Tuesday, January 24, 2023

Prosecutors pursuing Alec Baldwin for all the wrong reasons

 That's the title of my latest article, this one for the Albuquerque Journal.

Here's how it concludes:

While it is true that the rich and famous often enjoy some advantages in the criminal justice system (mostly resources), they face obstacles that are unique and challenging.

Baldwin’s case is a good example. No one really thinks that the stunt double would have been charged with manslaughter if he was in Baldwin’s shoes.

District Attorneys (unlike federal prosecutors) are elected. And perhaps the New Mexico DA believes the old motto that all press is good press, thinking that this prosecution will help her in the next election. She may also be banking on the fact that many jurors are predisposed against wealthy and powerful defendants.

She will put more resources into this case than any other in her office because she will want to win this case at all costs. And, unlike most defendants, Baldwin will be subjected to immense media scrutiny because of who he is. This is a recurrent problem faced by wealthy and well-known defendants, who often are prosecuted much more aggressively than regular people.

In the United States, we put more people in jail than any other country on Earth. Now, we are going to prosecute accidents? Nah, that’s not really what’s happening here. What’s happening is that the DA is going after the well-known Baldwin for all of the wrong reasons.


Anonymous said...

There's at least one person who believes a stunt double would have been charged.

the trialmaster said...

The New Mexico prosecutor is looking for fame on a national stage. She fails to understand the distinction between simple negligence and gross or criminal negligent conduct. I would be greatly surprised if a judge does not grant a dismissal based upon the law.

Anonymous said...

White privileged actor with beautiful wife, beautiful ex-wives and girlfriends, deserves to feel what it's like to be charged with a crime he did not do. It's called equal justice.
Those yoga classes and vegan meals in the New Mexico state prison will not be what he is used to on the outside. Plus as the 11th circuit continually says, innocence is not the issue. Nor are tragic circumstances like being wrongly arrested and kept in jail for three days because the staff didn't want to spend two fing minutes and check his prints. So as long as Mr. Fancy Pants house in the Hamptons gets due process, (procedural not substantive) then I say arrest him and let's pick 12 and roll the dice. Trial Tax fully in effect.

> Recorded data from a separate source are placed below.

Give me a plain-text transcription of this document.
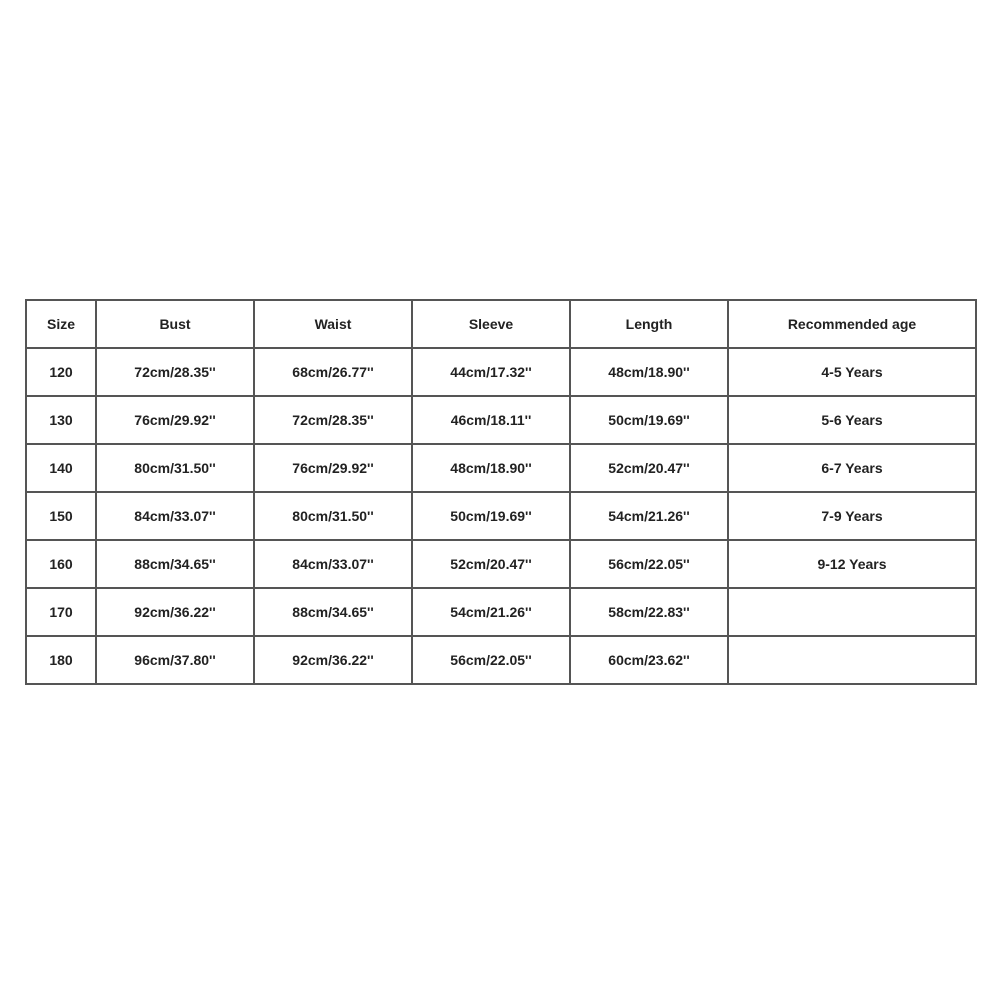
Size	Bust	Waist	Sleeve	Length	Recommended age
120	72cm/28.35''	68cm/26.77''	44cm/17.32''	48cm/18.90''	4-5 Years
130	76cm/29.92''	72cm/28.35''	46cm/18.11''	50cm/19.69''	5-6 Years
140	80cm/31.50''	76cm/29.92''	48cm/18.90''	52cm/20.47''	6-7 Years
150	84cm/33.07''	80cm/31.50''	50cm/19.69''	54cm/21.26''	7-9 Years
160	88cm/34.65''	84cm/33.07''	52cm/20.47''	56cm/22.05''	9-12 Years
170	92cm/36.22''	88cm/34.65''	54cm/21.26''	58cm/22.83''	
180	96cm/37.80''	92cm/36.22''	56cm/22.05''	60cm/23.62''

(if those of you reading this do not get the sarcasm, go to the sesame street website por favor)

Anonymous said...

A person died someone must pay

Anonymous said...

Tone doesn't always come through in text and I can't be sure exactly what 722am meant (maybe sarcasm? or cynicism? or maybe s/he believes just that), but the notion that "A person died [so] someone must pay" is asinine. No, just because someone died does not mean that someone must pay. People die. Everyone dies. And often those deaths are tragic. But death is just a fact of life and sometimes accidents happen. Not every accident is a crime or even a tort (I don't care what that guy with the dick joke commercials about his "big firm" tells you on TV).

Anonymous said...

It's DOM's blog, so, it's his way and that's that - which is as it should be. But I do find the comment moderation funny. No clear rhyme or reason. Comments are approved and published, and then the next day they disappear. And the comments that disappear don't always seem that objectionable, at least not compared to some of the ones that stay. I assume that he has a staff member running this blog with some level of discretion and it's not actually him doing the comment moderation.

I point this out because there was a comment between the 722am and the 254pm comments yesterday that has now vanished. I remember it being on the chippy side, but don't recall it being that bad. Of course, I didn't write it and don't remember exactly what it said so I could be misremembering.

Given the life of their own that this blog and Rumpole's blog have taken, a comment moderation policy might be interesting. But then again, in a room full of lawyers, that could become its own much bigger issue.

Anyway, thanks for keeping the blog going DOM.